Prior to the pandemic, the majority of Southeast Asian nations were largely cash-first economies. Since then, the increased use of e-commerce has helped drive strong growth across all digital financial services, led by digital lending loan books (up 48% in 2021 to US$39 billion), according to Google’s e-Conomy SEA 2021 report.

Source: Google, Temasek and Bain, e-Conomy SEA 2021; CAGR: Compound Annual Growth Rate.

With Asian giants India and China dominated by homegrown fintech champions such as Alipay and Paytm, the Southeast Asian market has become the new frontier for both legacy MNC financial players looking to spread their digital wings, as well as rising global fintechs expanding their service footprints.
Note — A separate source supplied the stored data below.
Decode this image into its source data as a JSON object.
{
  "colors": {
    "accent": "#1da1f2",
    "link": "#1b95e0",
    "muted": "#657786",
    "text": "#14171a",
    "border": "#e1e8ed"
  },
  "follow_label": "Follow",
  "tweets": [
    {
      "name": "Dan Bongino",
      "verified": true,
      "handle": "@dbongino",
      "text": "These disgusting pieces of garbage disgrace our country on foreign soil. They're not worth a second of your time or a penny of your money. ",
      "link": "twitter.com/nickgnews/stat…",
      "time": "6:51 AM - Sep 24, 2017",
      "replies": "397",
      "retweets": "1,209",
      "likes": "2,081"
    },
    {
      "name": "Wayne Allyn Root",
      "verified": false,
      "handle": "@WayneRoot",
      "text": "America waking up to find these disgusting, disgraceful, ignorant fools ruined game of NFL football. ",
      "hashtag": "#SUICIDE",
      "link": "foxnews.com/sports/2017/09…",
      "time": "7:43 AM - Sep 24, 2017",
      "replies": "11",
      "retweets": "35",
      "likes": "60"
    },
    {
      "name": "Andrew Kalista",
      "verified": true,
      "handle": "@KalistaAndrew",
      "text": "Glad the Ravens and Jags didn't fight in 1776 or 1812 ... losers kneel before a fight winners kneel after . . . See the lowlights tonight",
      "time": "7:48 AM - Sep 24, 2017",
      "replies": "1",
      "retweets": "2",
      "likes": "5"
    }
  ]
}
Nonetheless, fintech investors need a strong Southeast Asian hub from which to operate, one with a large pool of tech talents, political stability, and strong support infrastructures such as high-speed broadband, business-friendly regulations, and digital backbones.

Malaysia’s financial payment regulators, including the Securities Commission and central bank Bank Negara Malaysia, have responded quickly to investor needs. They have implemented sandboxes for targeted services such as equity crowdfunding and peer-to-peer lending and, most recently, issuing digital banking licences to multiple foreign consortiums.

In recent years, fintech multinationals have responded positively to these incentives and clarity in regulations by setting up regional fintech hubs in Greater Kuala Lumpur, either on their own or in partnership with local financial/ fintech partners.